Jose Rizal hits back, photobombs Torre
AN ART installation unveiled on Thursday to inaugurate the 2014 edition of ManilArt, the biggest art fair in the Philippines, commented on the very heated controversy over the 49-story Torre de Manila, alleged by critics to be a photobomber for marring the sightline of the Rizal Monument in Luneta Park.
The installation by sculptor and stage designer Bonifacio Juan consists of a 10-foot-wall mimicking the Manila vista dominated by Torre de Manila and dwarfing the Rizal Monument, which mysteriously is emptied of its illustrious resident.
Where has Jose Rizal gone?
Rizal is photobombing, insinuating himself in the shots of fairgoers, who presumably would like to have their photos taken before the art installation.
Fairgoers and other art lovers, in fact, are invited by ManilArt organizers to have their photos taken with the national hero as intruder and spoiler, much like the Torre de Manila, which has invariably been called an “eyesore” and a “photobomber” for destroying the panorama of the famous monument.
The interactive art installation has become the biggest attraction of the seventh edition of ManilArt.
Some 30 major Philippine and foreign art galleries are taking part in the art fair, which will run until Oct. 11 at the SMX Convention Center of SM Aura Premier in Taguig City.
Another art installation by Juan in ManilArt is a canopy of origami butterflies that seems to mimic a park setting, leading some viewers to surmise it’s the artist’s recreation of Rizal Park as a complement to the Rizal Monument installation.
ManilArt fair organizer Delan Robillos, an art trader and an officer of the National Committee on Art Galleries of the National Commission for Culture and the Arts (NCCA), said Juan’s installations would be a “deconstruction” of the Torre de Manila.

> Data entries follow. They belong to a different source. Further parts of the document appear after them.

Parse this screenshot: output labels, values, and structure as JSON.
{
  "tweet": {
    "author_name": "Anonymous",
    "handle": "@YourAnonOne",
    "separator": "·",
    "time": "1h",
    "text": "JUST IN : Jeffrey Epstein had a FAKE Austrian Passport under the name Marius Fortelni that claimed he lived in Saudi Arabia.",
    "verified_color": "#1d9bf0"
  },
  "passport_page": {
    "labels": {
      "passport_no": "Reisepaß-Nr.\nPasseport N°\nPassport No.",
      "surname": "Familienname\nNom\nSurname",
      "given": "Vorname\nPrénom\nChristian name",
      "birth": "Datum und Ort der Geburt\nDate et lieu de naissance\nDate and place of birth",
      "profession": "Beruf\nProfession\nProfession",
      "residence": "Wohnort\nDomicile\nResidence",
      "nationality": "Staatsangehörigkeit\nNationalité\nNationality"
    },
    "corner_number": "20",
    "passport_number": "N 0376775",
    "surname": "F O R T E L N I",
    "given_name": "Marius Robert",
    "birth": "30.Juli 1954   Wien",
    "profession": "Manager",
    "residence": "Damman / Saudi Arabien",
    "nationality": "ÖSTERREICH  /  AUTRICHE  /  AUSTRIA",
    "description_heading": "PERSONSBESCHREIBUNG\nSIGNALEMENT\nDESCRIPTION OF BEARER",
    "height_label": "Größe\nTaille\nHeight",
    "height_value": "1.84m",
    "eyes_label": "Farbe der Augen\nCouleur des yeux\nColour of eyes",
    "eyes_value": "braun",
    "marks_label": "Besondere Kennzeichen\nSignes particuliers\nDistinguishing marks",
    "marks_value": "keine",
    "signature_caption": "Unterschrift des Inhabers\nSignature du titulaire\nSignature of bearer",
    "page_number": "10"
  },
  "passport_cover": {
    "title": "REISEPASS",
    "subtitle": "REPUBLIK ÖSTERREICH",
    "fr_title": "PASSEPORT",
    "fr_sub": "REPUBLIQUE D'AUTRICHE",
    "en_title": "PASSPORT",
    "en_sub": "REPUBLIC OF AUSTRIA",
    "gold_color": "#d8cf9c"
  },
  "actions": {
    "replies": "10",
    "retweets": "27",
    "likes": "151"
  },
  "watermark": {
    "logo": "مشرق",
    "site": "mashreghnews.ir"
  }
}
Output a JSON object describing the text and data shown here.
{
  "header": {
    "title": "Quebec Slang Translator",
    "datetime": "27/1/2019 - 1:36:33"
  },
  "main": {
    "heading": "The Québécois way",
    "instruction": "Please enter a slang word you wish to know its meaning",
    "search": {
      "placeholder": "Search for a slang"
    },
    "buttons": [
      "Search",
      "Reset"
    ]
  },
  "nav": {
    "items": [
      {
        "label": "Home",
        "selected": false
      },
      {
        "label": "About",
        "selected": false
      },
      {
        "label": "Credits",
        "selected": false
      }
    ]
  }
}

Moreover, Robillos explained that Juan’s work encouraged fairgoers and other observers to take part vicariously not only in the work, but also in the controversy.
The controversy has fired up patriotic rage among Filipinos, many of whom consider the Rizal Monument a national shrine.
It has also divided the nation between those who look at Torre de Manila, a high-rise development of D.M. Consunji Inc., as a symbol of progress, and those who look at it as a monument to excess and greed at the cost of heritage and history.
The controversy has reached the Supreme Court, which is set to rule on the petition of the Knights of Rizal, a group dedicated to promoting the ideals of Rizal, to have the structure demolished.
The controversy has also divided key cultural agencies, pitting the NCCA and the National Museum against the National Historical Commission of the Philippines (NHCP), which has cleared the construction of Torre de Manila.
Ironically, the NHCP is an ex-officio member of the NCCA board, which is the coordinating council for cultural concerns under the Office of the President.
The National Museum, whose declaration of the Rizal Monument in 2013 as a “National Cultural Treasure” was disregarded by the NHCP when it allowed the construction of Torre de Manila, is also on the NCCA board.
Solicitor General Florin Hilbay, after initially defending the NHCP decision to grant DMCI the permit and thus, upholding Torre de Manila, later reversed his position, saying that as chief government lawyer, his “ultimate client” was not the NHCP but “the Republic,” and implied Torre de Manila was “contrary to the interests of government.”
As a result, NHCP Chair Serena Diokno had to ask her brother, lawyer Jose Maria Diokno, to defend the NHCP position in the Supreme Court.
ManilArt is supported by a grant from the NCCA, which administers the National Endowment Fund for Culture and Arts, a grants program for arts and culture activities by both private and public sectors.
In his remarks opening ManilArt 2015, Fr. Harold Rentoria, O.S.A., who heads the Subcommission on Cultural Heritage of the NCCA, where he sits as a board member, pointed to the theme of the art fair—“Raising the Filipino colors on the world stage.”
The Augustinian friar emphasized the need to have a strong historical memory as a necessary ingredient for national identity.
“Memory is a strong force in our life,” Father Rentoria said. “For an individual, it molds him or her into the person he or she will be. For a people, memory binds us and reminds us that we are a community.”